IBM / CAST

CAST can enhance the system management of cluster-wide resources. It consists of the open source tools: cluster system management (CSM) and burst buffer.
Eclipse Public License 1.0
27 stars 34 forks source link

HCDiag: `chk-ib-pcispeed` Test Fails to Detect Mellanox HCAs Speed / Width Values on RHEL 8.4 Node #1017

Closed nicolas-tallet closed 2 years ago

nicolas-tallet commented 2 years ago

Describe the bug HCDiag chk-ib-pcispeed test fails to detect proper speed and width values from the Mellanox adapters on a RHEL 8.4 node.

To Reproduce Steps to reproduce the behavior:

  1. Run chk-ib-pcispeed HCDiag Test on RHEL 8.4 node
    $ hcdiag_run.py --target "r311n09-adm" --test "chk-ib-pcispeed"
    INFO: xcat seems to be installed in /opt/xcat/bin. Running in Management mode
    Health Check Diagnostics version 1.8.3., running on Linux 4.14.0-115.14.1.el7a.ppc64le, p3xcatmn-adm machine.
    Using configuration file /data_local/sw/cast/1.8.3/hcdiag/etc/hcdiag.properties.
    Using tests configuration file /data_local/sw/cast/1.8.3/hcdiag/etc/test.properties.
    Health Check Diagnostics, run id 211213181602789110, initializing...
    Validating command argument test.
    Validating command argument target.
  2. Test should fail with the standard error message:
    
    Preparing to run chk-ib-pcispeed.
    Executable: /data_local/sw/cast/1.8.3/hcdiag/tests/chk-ib-pcispeed/chk-ib-pcispeed.sh exists on remote node(s).
    chk-ib-pcispeed started on 1 node(s) at 2021-12-13 18:16:05.252119. It might take up to 10s.
    .
    chk-ib-pcispeed ended on 1 node(s) at 2021-12-13 18:16:09.409955, rc= 1, elapsed time: 0:00:04.157836
    chk-ib-pcispeed FAIL on node r311n09-adm, serial number: 78875BA, rc= 8. (details in /tmp/211213181602789110/chk-ib-pcispeed/r311n09-adm-2021-12-13-18_16_07.output)

=============================== Results summary ===============================

18:16:05 =======================================================================

chk-ib-pcispeed FAIL on 1 node(s):

r311n09-adm

================================================================================

Health Check Diagnostics ended, exit code 100.

3. Output details show that parsing of the `lspci` command output produces unexpected values for both speed and width settings:

Running chk-ib-pcispeed.sh on r311n09, machine type 8335-GTX. Adapter: 0003:01:00.0, 16GT/, Widt. Error, expecting: 16GT/s, got: 16GT/ Error, expecting: x8, got: Widt Adapter: 0003:01:00.1, 16GT/, Widt. Error, expecting: 16GT/s, got: 16GT/ Error, expecting: x8, got: Widt Adapter: 0033:01:00.0, 16GT/, Widt. Error, expecting: 16GT/s, got: 16GT/ Error, expecting: x8, got: Widt Adapter: 0033:01:00.1, 16GT/, Widt. Error, expecting: 16GT/s, got: 16GT/ Error, expecting: x8, got: Widt Found 4 Mellanox adapters.

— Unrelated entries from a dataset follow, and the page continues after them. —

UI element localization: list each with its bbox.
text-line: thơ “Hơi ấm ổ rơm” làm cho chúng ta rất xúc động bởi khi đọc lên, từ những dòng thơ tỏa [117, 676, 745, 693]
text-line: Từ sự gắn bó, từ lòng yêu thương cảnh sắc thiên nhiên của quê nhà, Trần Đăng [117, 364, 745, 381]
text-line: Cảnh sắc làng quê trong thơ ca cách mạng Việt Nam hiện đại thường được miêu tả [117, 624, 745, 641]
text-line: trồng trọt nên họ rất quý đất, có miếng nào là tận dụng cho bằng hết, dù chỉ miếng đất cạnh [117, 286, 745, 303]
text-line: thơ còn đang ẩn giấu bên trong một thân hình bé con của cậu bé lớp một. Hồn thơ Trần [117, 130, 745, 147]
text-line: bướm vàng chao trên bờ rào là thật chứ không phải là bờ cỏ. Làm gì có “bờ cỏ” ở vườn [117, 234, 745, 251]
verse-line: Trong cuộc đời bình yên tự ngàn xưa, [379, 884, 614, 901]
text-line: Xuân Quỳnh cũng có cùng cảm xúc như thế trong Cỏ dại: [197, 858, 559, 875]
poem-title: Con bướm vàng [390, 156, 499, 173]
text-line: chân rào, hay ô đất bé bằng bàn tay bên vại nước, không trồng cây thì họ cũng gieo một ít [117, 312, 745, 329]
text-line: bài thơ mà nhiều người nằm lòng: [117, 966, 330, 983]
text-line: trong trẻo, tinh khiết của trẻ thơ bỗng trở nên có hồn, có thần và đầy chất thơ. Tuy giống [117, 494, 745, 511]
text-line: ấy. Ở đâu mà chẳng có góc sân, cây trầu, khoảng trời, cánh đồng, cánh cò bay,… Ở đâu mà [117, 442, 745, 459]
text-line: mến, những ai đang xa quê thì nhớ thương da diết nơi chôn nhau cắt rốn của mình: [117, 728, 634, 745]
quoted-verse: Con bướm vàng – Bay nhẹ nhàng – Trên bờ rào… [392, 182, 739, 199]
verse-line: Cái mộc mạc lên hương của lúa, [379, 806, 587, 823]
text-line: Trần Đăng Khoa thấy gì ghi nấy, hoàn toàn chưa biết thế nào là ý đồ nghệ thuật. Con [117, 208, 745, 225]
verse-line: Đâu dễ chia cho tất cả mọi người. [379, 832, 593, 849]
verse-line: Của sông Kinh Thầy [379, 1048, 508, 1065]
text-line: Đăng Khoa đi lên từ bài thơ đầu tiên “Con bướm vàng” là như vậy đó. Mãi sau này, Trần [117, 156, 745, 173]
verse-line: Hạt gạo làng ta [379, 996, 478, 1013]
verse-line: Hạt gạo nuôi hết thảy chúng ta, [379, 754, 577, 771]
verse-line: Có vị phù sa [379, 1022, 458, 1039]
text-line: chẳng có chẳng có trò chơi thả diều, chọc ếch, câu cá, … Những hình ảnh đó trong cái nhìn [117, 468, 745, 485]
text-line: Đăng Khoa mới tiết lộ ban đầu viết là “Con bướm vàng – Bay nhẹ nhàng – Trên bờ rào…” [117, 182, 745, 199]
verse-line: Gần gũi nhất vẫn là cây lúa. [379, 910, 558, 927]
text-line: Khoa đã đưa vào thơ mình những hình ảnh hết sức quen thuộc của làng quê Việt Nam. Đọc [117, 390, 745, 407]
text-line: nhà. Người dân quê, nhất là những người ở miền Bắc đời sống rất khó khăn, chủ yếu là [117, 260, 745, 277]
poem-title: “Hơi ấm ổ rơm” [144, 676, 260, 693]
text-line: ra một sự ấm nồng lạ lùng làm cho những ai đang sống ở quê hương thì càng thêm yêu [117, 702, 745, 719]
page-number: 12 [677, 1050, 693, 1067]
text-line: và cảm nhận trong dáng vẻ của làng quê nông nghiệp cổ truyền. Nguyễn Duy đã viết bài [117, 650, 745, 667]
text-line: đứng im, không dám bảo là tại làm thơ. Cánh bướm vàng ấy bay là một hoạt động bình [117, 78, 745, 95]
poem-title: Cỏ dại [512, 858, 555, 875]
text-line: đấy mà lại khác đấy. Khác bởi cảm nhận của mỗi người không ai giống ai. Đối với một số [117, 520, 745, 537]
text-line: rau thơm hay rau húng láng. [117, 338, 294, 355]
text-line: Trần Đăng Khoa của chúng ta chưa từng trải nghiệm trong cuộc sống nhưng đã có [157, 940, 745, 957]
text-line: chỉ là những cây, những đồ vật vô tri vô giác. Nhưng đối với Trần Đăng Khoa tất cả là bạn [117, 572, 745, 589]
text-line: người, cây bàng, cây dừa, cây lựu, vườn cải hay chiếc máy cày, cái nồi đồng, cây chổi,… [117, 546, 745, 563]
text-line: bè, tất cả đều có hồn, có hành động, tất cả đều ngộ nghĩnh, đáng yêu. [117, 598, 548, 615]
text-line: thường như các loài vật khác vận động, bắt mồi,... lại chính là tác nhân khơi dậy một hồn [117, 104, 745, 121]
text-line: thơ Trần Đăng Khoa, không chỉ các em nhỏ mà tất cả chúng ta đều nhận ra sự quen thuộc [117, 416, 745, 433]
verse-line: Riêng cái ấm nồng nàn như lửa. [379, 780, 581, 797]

chk-ib-pcispeed.sh test PASS, rc=8 Remote_command_rc = 8


**Expected behavior**
Both speed and width settings should be properly parsed from the `lspci` command output.

**Environment (please complete the following information):**
 - RHEL 8.4 Environment
 - CAST 1.8.3

**Additional context**
Suggested fix for the issue:
* Original code:

speed=echo ${line} | awk '{print substr($3,1,length($3)-1)}' width=echo ${line} | awk '{print substr($5,1,length($5)-1)}'

* Improved code:

speed="$(echo "${line}" | awk 'match($0, /Speed\s([0-9]+GT\/s)/, a) {print a[1]}')" width="$(echo "${line}" | awk 'match($0, /Width\s(x[0-9]+)/, a) {print a[1]}')"

besawn commented 2 years ago

@nicolas-tallet Thank you for the detailed issue description. This issue is addressed by PR #1022.